## Tuesday, November 26, 2013

### The Physics of Thanksgiving Footwear

Amidst the family, friends and turkey during the time of Thanksgiving, the act of shopping (due to our awesome lack of sales tax) and cold weather/snow activities (it has been pretty nippy over the past few days) are often on the minds of New Hampshirites at this time of year.

While shopping at TJMaxx with my friend, we encountered a pair of shoes that seemed physically questionable, so my friend tested them out. This caused me to think about the pressure that her foot was feeling in these shoes and other shoes that are worn during the holiday season.

If my petit friend weighs 100 lbs, then she has a mass of 100lbs/(1kg/2.21lbs)=45.5kg, and a weight of (45.5kg)(9.81 m/s2)=446N. Thus, she exerts a force downwards of 446N. Her foot is approximately 20cm long and 7cm wide.

According to an engineering blog from the University of South California, in a high heel, 90% of the shoe wearer’s weight is focused in the ball of the foot. Thus, there are (446N)(0.9)=401N of force on the ball of her foot. In her “Lady Gaga” shoes, extrapolated from measuring my own foot, the base of her shoe is 10cm long x 7cm wide, with a total area of (70cm)/(1m/100cm)2=0.007m2. Because pressure=force/area, and her weight is distributed between two feet, the ball of her foot feels
(401N)/(2x0.007m2)=3.2x104Pa of pressure.

If my friend were to go to Thanksgiving dinner in a more traditional heel, the base of the shoe actually covers less area than the “Lady Gaga” shoe that at first glance seems more physically questionable. The base of a more traditional heel covers a triangular area spanning from the ball of your foot to the tip of your toes. Estimating that the length of the ball of one’s foot to their toes is 6cm and the width of my friend’s foot is still 7cm, then: A=((1/2)x6cmx7cm)/(1m/100cm)2=0.0021m2. In a heel, 90% of her weight is felt on the ball of her foot, thus (401N)/(2x0.0021m2)=9.5x104Pa of pressure, almost 3x the amount of pressure felt by the ball of the foot in the previous shoe…ouch!

A more realistic footwear choice for the snowy weather we have been getting in New Hampshire, is the Bean Boot. In this boot, only the arch is not in contact with the ground and body weight is spread evenly from heel to ball of foot. Assuming that the heel is 5cmx7cm and the ball of the foot is supported by a rectangle of 11cmx7cm, the ball of her foot and heel feel, (446N)/(2x0.0112m2)=2.0x104Pa of pressure, almost 5X less pressure felt by just the ball of her foot in the traditional heel.
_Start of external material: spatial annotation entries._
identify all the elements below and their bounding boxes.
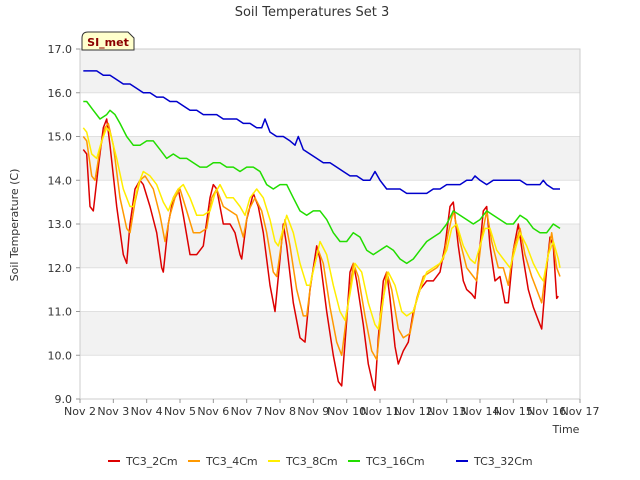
x-tick-label: Nov 17 xyxy=(561,405,600,418)
y-axis-label: Soil Temperature (C) xyxy=(8,169,21,282)
background-band xyxy=(80,136,580,181)
legend-label: TC3_4Cm xyxy=(205,455,258,468)
x-tick-label: Nov 12 xyxy=(394,405,433,418)
x-tick-label: Nov 7 xyxy=(231,405,263,418)
legend-label: TC3_16Cm xyxy=(365,455,425,468)
y-tick-label: 17.0 xyxy=(48,43,73,56)
x-tick-label: Nov 11 xyxy=(361,405,400,418)
y-tick-label: 13.0 xyxy=(48,218,73,231)
background-band xyxy=(80,355,580,399)
x-tick-label: Nov 8 xyxy=(264,405,296,418)
x-tick-label: Nov 4 xyxy=(131,405,163,418)
series-line-tc3-32cm xyxy=(83,70,560,195)
x-tick-label: Nov 2 xyxy=(64,405,96,418)
x-axis-ticks: Nov 2 Nov 3 Nov 4 Nov 5 Nov 6 Nov 7 Nov 8 Nov 9… xyxy=(64,399,599,418)
y-tick-label: 11.0 xyxy=(48,306,73,319)
series-line-tc3-8cm xyxy=(82,127,561,330)
x-tick-label: Nov 13 xyxy=(427,405,466,418)
y-tick-label: 16.0 xyxy=(48,87,73,100)
x-tick-label: Nov 14 xyxy=(461,405,500,418)
legend-label: TC3_32Cm xyxy=(473,455,533,468)
x-tick-label: Nov 5 xyxy=(164,405,196,418)
series-lines xyxy=(82,70,561,392)
y-tick-label: 15.0 xyxy=(48,131,73,144)
y-tick-label: 9.0 xyxy=(55,393,73,406)
background-band xyxy=(80,180,580,224)
y-tick-label: 10.0 xyxy=(48,349,73,362)
chart-title: Soil Temperatures Set 3 xyxy=(235,5,390,20)
background-band xyxy=(80,49,580,93)
x-tick-label: Nov 9 xyxy=(297,405,329,418)
legend-label: TC3_8Cm xyxy=(285,455,338,468)
site-badge: SI_met xyxy=(81,31,135,51)
x-tick-label: Nov 6 xyxy=(197,405,229,418)
legend: TC3_2Cm TC3_4Cm TC3_8Cm TC3_16Cm TC3_32Cm xyxy=(108,455,533,468)
background-band xyxy=(80,92,580,137)
x-tick-label: Nov 3 xyxy=(97,405,129,418)
x-axis-label: Time xyxy=(552,423,580,436)
y-tick-label: 14.0 xyxy=(48,174,73,187)
legend-label: TC3_2Cm xyxy=(125,455,178,468)
series-line-tc3-16cm xyxy=(83,100,561,265)
x-tick-label: Nov 15 xyxy=(494,405,533,418)
x-tick-label: Nov 16 xyxy=(527,405,566,418)
y-tick-label: 12.0 xyxy=(48,262,73,275)
x-tick-label: Nov 10 xyxy=(327,405,366,418)
site-badge-label: SI_met xyxy=(87,36,129,49)
y-axis-ticks: 9.0 10.0 11.0 12.0 13.0 14.0 15.0 16.0 17.0 xyxy=(48,43,80,406)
Because you wear a boot in snowshoes, your foot would feel the same amount of pressure as wearing boots alone; however, if my friend had to cross over a snowy lawn to get to Thanksgiving dinner, the snow would feel less pressure if she were wearing snowshoes. The smallest adult L.L. Bean snowshoes are 21”. Assuming they are 18cm wide, each one covers an area of (53.3cmx18cm)/(1m/100cm)2=0.096m2. The snowshoes have a mass of 4lbs each/(1kg/2.21lbs)=1.8kg, giving a weight of (1.8kg)(9.81 m/s2)=18N each and 36N total. Thus, the snow feels a pressure of
(446N+36N)/(2x0.096m2)=2.5x103Pa, a factor of 10 less than the pressure felt on my friend’s foot in all shoes.

However, New Hampshirites use a variety of methods to travel across snow. L.L. Bean cross-country skis are 166cm long and 7cm wide (the width of my friend’s foot). The snowshoes have a mass of 1lb each/(1kg/2.21lbs)=0.45kg, giving a weight of (0.45kg)(9.81 m/s2)=4.5N each and 9N total.  Thus, in if my friend wears skis, the snow feels a pressure of (446N+9N)/(2x0.12m2)=1.9x103Pa, even less than the snowshoes!

To conclude, traditional heels exert the most pressure on the smallest area of your foot and if you want to cross a snowy yard to reach your Thanksgiving dinner, traveling on a pair of cross-country skis is your best bet if you don’t want to sink into the snow and get your pants wet before a yummy dinner.